In much the same way as a Cadillac with some longhorns on the grille, the Astrodome is more whimsical than it is beautiful. When it opened it had any number of quirks and oddities. My favorite is that The Judge had a luxury apartment built into the dome, with a dumbwaiter that ran all the way to the bottom floor, so he could send for a steak at any hour. Some said if you were there at night when the whole place was dark, and you looked up, you’d see way up near the top the orange-burning ember of The Judge’s cigar. There was a bar up there too, and The Judge had it rigged up with magnets, so when the bartender would slide your stein of beer over to you, he could push a button and have it stop right in front of you like magic. Curtains were hung over windows that weren’t there. That sort of stuff.

“The Judge had a twisted sense of humor,” said Chuck Pool, the sports information director at Rice, and an Astrodome historian.

It is strange to feel nostalgic for a time you never experienced for yourself. But there are a lot of things that were made in the 1960s that have that effect on me, and if you’re like that I’m certain the Astrodome would do it for you, too. It was used by the Astros all the way up to 1999, and it got some upgrades along the way, but there is no forgetting you’re in a 60s ballpark when you’re in the Astrodome. It was the first ballpark of its kind — a multi-sport dome with artificial turf — and it ushered in an era of truly terrible, dark, gray and soulless sports stadiums that reflected the malaise of the 1970s with as much accuracy as the bloated, junky American cars did. I’m talking about places like Three Rivers Stadium in Pittsburgh, Riverfront Stadium in Cincinnati, Veterans Stadium in Philadelphia.

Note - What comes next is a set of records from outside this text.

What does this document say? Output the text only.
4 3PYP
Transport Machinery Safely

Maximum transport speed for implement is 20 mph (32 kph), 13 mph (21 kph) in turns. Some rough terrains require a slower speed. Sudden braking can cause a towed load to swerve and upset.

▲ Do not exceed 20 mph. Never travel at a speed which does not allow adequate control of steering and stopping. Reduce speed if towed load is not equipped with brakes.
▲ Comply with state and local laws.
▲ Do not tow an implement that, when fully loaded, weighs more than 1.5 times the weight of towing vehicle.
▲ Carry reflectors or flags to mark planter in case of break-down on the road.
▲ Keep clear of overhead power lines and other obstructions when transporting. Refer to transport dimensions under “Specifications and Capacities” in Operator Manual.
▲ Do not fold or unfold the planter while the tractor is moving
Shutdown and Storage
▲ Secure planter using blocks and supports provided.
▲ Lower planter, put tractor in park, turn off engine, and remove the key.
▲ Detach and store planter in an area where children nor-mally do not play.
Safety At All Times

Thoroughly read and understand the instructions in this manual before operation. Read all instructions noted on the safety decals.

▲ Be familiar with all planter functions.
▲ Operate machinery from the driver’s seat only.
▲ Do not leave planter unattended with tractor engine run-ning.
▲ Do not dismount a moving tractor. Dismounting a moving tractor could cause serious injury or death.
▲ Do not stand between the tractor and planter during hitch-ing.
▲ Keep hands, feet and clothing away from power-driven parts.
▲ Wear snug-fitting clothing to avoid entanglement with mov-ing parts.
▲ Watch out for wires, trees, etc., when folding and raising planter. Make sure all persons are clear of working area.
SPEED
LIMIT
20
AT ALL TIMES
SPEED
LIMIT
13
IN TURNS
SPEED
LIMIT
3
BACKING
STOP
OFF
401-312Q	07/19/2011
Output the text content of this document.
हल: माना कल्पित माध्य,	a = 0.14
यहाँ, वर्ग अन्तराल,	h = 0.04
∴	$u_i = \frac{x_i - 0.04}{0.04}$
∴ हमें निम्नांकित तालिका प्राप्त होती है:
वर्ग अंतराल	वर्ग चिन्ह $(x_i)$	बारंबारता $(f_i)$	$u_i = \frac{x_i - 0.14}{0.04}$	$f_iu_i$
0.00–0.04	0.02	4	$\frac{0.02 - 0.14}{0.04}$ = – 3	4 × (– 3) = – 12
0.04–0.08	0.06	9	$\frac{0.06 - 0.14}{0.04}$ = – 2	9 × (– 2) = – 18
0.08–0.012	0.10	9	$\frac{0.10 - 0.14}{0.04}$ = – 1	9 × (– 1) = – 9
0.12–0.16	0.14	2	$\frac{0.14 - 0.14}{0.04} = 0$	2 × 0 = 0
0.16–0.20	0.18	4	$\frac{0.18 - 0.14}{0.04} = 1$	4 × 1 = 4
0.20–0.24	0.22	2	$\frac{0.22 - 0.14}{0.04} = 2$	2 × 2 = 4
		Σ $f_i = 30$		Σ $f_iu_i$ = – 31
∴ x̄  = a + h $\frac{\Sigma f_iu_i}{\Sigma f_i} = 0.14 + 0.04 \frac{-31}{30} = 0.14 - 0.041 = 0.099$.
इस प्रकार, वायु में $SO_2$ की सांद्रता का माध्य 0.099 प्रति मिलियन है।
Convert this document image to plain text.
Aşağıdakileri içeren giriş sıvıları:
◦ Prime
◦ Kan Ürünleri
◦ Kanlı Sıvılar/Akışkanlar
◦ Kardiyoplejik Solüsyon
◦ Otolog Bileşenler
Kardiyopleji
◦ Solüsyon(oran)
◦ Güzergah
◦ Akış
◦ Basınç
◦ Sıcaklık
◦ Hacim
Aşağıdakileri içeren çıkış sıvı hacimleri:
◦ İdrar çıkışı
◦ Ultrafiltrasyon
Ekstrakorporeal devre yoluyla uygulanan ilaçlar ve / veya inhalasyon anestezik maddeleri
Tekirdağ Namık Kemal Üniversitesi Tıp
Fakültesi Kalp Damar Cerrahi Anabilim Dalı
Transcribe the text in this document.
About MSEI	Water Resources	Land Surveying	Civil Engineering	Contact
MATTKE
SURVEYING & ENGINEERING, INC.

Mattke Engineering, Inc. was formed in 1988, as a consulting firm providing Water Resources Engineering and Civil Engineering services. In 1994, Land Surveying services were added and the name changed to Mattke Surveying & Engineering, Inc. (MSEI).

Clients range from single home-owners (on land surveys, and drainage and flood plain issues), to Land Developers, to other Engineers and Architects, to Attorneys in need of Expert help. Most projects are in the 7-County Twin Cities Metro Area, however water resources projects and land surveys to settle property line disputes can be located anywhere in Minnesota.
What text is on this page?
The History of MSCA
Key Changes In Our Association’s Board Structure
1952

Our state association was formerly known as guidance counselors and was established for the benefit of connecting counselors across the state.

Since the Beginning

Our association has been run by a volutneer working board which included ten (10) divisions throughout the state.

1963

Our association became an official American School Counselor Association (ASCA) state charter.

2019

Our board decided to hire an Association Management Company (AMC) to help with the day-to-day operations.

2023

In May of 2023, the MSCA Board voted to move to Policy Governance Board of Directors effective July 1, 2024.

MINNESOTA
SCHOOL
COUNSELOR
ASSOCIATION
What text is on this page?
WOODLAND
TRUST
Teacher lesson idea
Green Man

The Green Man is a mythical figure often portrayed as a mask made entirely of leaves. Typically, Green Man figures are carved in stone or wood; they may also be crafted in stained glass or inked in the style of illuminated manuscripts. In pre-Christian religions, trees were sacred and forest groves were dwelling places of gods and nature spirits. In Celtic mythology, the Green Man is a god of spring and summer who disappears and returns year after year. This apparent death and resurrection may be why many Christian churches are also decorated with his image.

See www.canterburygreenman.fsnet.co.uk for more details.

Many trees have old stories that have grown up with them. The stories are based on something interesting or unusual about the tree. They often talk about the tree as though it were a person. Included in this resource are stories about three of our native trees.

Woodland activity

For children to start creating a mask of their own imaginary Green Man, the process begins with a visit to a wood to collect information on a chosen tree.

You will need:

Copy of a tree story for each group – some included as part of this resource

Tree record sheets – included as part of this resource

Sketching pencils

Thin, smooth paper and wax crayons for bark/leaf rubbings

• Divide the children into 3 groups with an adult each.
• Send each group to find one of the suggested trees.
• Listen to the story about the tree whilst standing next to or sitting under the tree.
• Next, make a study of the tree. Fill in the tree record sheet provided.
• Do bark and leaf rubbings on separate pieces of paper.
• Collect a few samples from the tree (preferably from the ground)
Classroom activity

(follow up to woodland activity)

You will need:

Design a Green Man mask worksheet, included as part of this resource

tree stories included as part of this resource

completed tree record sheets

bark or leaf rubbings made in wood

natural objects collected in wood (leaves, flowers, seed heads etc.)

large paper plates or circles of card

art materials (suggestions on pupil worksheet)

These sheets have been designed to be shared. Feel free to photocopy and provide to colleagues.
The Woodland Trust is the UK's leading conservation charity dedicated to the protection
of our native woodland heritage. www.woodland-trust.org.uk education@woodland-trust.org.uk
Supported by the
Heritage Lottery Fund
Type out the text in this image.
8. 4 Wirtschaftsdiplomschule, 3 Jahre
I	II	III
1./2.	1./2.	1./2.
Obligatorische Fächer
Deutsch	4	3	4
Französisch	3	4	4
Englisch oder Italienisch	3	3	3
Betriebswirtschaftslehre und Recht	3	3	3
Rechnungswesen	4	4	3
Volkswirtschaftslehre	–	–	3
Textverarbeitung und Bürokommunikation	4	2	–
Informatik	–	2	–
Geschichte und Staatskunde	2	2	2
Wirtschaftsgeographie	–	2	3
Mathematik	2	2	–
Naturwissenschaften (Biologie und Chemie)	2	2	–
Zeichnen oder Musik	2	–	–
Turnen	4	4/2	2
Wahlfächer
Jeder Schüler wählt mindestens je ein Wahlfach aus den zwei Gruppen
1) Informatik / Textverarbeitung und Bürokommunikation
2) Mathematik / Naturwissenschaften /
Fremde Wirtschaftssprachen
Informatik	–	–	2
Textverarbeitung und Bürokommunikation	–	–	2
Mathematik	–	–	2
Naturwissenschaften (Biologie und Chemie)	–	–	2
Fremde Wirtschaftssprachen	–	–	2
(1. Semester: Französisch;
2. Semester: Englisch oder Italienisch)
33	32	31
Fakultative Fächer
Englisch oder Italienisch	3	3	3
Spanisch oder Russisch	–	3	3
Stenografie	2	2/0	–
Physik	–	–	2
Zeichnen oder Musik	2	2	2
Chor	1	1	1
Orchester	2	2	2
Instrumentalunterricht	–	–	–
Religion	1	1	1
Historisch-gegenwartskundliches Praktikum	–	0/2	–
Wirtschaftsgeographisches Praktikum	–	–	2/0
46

People hated these stadiums. The artificial turf was bad enough, but there was no charm or intimacy to these places, no sense of place. They were the Astrodome without the Judge’s weird taste, but the Astrodome is thought of as being responsible for that nonetheless.

It is altogether not much of a legacy, but the Astrodome is the most famous piece of architecture in Houston, and natives have a bond with it. It represents the time when Houston was put on the map as a modern metropolis instead of just a greasy oil town. The NFL came in 1960, NASA came in ’61, Major League Baseball came in ’64, and from 1950 to 1970 the city more than doubled in population.

Across the street from the Astrodome was AstroWorld, an amusement park. It was open from 1968-2005.  A lot of Houstonians had their first kisses at AstroWorld, a local writer explained.

And so every couple of years down here, there will be a big push from some group or another to do something about the Astrodome. Because you can’t just leave it sitting there, can you?

The trouble is, giant domed stadiums are pretty good for hosting major sporting events, and not much good for anything else. There has never been a successful re-purposing of a building like the Astrodome, and nobody has yet come up with anything I’d describe as a winning idea.

Three years ago a feasibility study was commissioned, and the recommendation that came back was for the dome be converted into a place that would house indoor carnival rides and perhaps play host to events like high school football games.  That was going to cost more than $200 million. Like a lot of Astrodome ideas, that one sounds like it could work, and might even be kinda cool, but … why do that when you can just put the carnival rides and high school football games someplace that doesn’t need a $200 million renovation? It’s not as though Houston lacks facilities — if there’s one thing this city has, it’s space.

And it’s that “but why tho” stage of the process where these plans always fall apart. The sentimental car guy in me would love to see the county restore the Astrodome like an old Ford Galaxie, and convince the Astros to move back in there for the raddest environment in all of baseball.

But it’s a boyish, Gatsby-ish fantasy. You can’t relive the past. The Space Age is over, the Galaxie is dead, and you only get one first kiss.